Iranian and Afghan artists participating were asked to share and digitally manipulate photographs from their personal archives at Niagara Falls alongside family and chosen family. All works are mixed media, using digital manipulations to complicate relationships with “home” and the nostalgia associated with Niagara Falls as a place for affirming our (Iranian and Afghan migrant/refugee) belonging in Canada. Zahra Rajabi is a product designer fascinated by what constitutes belonging in the digital world. Rajabi pairs images of popular Canadian landmarks alongside family photographs in Afghanistan to think through the ways that “home is (re)created through art”. Ferozan Nasiri is an Afghan community organizer and educator interested in the ways that members of the Afghan diaspora use different modes and mediums to theorize, articulate, and represent their lived experiences locally and globally – especially through storytelling. Nasiri uses Afghan textiles as the backdrop of her work to evoke a feeling of familiarity for Afghan audiences engaging with her work. Through her artist statement Nasiri pays tribute to complicated relationships to belonging which are “as complex and non-linear as our distinct experiences with migration.” Melika Hashemi is a multidisciplinary artist whose projects are informed by her social and pedagogical concerns regarding marginality and resistance (and grounded by her hyphenated experiences with Iran and Canada). Through works such as Ayeneh Kari (2019), Hashemi transforms her family photographs at Niagara Falls into (digital) traditional Persian mirror handiwork. Swarm is an anonymous street artist based inTiohtià:ke (Montreal) and whose primary medium is wheatpaste and graffiti. Swarm’s artistic contribution included a digital manipulation of the Canadian flag, hung upside down to signal the distress and urgency surrounding Canada’s contribution toclimate change via settler colonialist resource extraction that has been ongoing since the first waves of colonization.

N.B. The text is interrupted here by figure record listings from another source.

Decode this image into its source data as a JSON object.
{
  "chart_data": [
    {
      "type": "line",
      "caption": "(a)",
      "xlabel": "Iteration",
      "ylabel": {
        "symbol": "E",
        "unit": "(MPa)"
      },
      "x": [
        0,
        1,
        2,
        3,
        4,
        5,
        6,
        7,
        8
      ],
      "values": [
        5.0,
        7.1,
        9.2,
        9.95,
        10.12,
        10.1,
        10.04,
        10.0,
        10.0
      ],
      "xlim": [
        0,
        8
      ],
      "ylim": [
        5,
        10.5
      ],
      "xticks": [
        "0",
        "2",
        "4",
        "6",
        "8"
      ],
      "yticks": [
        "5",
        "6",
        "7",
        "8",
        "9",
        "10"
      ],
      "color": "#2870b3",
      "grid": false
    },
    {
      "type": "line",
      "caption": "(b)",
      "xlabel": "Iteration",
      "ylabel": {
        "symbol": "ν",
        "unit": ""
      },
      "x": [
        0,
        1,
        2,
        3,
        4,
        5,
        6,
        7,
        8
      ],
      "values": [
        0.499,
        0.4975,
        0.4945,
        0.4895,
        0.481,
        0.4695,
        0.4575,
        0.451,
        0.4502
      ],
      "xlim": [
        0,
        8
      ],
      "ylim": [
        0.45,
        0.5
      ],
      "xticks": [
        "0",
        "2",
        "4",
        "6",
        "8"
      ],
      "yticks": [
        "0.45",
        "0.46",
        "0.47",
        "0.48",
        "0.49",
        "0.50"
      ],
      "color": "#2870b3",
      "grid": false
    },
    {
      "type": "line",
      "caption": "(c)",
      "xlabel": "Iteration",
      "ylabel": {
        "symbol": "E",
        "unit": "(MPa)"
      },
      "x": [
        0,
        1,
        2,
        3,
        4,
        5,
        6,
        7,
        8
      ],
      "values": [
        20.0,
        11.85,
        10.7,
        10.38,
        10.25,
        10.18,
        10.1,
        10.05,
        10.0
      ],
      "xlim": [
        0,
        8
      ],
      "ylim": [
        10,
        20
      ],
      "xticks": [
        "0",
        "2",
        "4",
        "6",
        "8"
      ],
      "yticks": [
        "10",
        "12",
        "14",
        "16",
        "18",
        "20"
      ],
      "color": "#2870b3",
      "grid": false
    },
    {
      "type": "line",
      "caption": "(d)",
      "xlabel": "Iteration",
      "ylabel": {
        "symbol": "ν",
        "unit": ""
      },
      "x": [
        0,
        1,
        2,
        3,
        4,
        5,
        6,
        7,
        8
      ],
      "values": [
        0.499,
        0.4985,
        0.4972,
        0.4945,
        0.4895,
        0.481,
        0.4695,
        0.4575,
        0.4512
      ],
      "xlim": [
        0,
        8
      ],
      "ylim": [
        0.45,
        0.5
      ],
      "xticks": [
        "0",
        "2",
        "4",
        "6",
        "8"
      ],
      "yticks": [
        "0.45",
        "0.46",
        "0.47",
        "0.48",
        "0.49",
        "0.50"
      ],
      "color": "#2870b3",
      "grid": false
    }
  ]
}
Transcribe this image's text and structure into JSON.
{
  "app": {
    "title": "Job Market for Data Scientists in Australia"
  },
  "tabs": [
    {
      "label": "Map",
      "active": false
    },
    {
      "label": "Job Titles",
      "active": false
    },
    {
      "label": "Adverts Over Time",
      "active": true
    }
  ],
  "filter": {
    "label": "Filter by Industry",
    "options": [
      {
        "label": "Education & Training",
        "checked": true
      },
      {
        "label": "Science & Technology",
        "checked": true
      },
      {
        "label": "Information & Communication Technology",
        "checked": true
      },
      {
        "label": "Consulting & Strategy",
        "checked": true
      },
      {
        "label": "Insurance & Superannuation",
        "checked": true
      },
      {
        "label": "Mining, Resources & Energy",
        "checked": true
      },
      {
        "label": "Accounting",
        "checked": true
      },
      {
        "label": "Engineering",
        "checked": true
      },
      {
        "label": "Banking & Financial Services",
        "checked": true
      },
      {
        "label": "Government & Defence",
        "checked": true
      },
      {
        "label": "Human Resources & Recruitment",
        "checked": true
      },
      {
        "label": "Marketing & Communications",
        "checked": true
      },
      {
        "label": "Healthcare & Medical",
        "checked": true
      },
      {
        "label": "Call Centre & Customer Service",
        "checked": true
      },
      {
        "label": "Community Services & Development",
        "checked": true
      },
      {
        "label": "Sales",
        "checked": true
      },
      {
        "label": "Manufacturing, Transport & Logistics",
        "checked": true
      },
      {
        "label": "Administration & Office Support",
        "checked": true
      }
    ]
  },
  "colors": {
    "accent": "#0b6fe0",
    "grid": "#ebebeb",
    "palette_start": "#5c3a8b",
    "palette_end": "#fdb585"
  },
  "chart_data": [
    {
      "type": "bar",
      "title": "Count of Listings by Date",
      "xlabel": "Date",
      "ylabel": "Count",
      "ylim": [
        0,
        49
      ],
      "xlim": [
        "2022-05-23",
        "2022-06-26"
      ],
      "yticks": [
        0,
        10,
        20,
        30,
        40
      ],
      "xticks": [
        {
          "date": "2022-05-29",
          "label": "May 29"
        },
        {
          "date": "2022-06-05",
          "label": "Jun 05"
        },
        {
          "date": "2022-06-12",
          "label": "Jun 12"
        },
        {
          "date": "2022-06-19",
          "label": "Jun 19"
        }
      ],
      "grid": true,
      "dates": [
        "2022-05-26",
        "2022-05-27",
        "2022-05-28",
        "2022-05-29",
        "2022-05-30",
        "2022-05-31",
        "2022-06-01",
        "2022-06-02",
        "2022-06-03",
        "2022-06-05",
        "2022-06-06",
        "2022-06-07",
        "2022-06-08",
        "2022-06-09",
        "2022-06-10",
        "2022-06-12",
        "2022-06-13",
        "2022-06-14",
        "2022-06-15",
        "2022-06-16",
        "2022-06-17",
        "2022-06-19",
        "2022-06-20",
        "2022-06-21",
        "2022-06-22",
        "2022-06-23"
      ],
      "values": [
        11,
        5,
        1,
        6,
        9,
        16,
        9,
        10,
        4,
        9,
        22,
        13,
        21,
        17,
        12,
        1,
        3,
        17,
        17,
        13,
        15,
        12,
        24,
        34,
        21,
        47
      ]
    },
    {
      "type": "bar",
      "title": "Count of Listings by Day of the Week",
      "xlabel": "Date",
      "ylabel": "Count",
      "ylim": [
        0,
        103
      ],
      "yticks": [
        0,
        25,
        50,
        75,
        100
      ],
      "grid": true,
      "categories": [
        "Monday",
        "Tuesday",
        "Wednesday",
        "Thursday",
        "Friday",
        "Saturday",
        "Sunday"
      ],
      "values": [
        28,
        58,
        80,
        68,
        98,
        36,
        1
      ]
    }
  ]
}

The collaboration between Afghan and Iranian artists grew organically as we already shared space in our movements against islamphobia, against sexism, against racism, and against other structural conditions which shape our lives and the lives of those we love. More specifically, we shared space in our movements against sanctions (which are mostly discussed in relation to the flow of Iranian products but) which restrict the mobility and livelihoods of people first and foremost including for Afghan people. While cultural and linguistic commonalities acted as a starting point for our collaborative project, we attempted to ensure that we centred our own entry points rather than flattening or conflating Afghan and Iranian experiences especially because we all held different relationships to migration, class, faith, and shadeism. The significance of Niagara Falls for new immigrant and migrant communities is not limited to Afghan and Iranian diasporas however we centred what we know to strengthen our work and ensure we were only speaking from lived experiences.
Note: this question is hard to answer without placing blame/shame on community members who are often doing their best in the face of overt racism, microagressions, delayed visa/immigration applications, etc. but anti-Blackness, anti-Indigeniety, and attachments to neoliberal notions of productivity (rooted in racial capitalism and property rights facilitated through theft of Indigenous land) continue to be prevalent in our respective diasporas. A lot of artistic practice also continues to think through the “٣rd space” that first and second generation Iranian and Afghan people navigate without asking: “what are the limits of making claims for belonging on stolen land?” We are invested in questioning how diasporic claims for static and grounded relationships to place are harmful in reproducing notions of time as linear and more broadly, assimilating into the white settler state which isn’t broken but rather built to operate at the expense of Black, Indigenous, and racialized people. In producing her works, Ferozan Nasiri notes that she thought about an imaginary thread between her family photographs and ijaza (consent) in relation to the land. She insists that consent is a part of a dialogue that should have a place in the collective consciousness of the Afghan diaspora, especially as “we navigate, recreate, and speak on different spaces of belonging here.” While we are concerned about the lack of discussions around settler colonialism and anti-Blackness in Iranian and Afghan communities, we are indebted to the mobilizing happening across Turtle Island by platforms including (but most definitely not limited to) Canadian Roots Exchange, Diaspora Express, and LAL .
Melika Hashemi draws from The Audre Lorde Questionnaire to Oneself (1980) to grapple with the limits of language and feelings of unbelonging which we do not always yet have the words for. Diaspora Express makes conversations on home-making and settler colonialism accessible by asking its members “what brought us to this land and what can we do in solidarity with rightful owners of this land?” While many Iranian politicians stand by a Prime Minister who has continuously failed to seek Indigenous peoples consultation and who upholds a history of land grabbing by the Canadian nation-state (including through pipeline expansions and tar sands extraction), we look towards futurities beyond surface level representation and towards honouring treaties and enacting different ways of inhabiting and most importantly, sharing space for ourselves and the generations to come.
In short, the most concrete piece which inspired this exhibit is the photographs that each of us have at Niagara Falls and the complicated relationship to home that we continue to think through/carve out.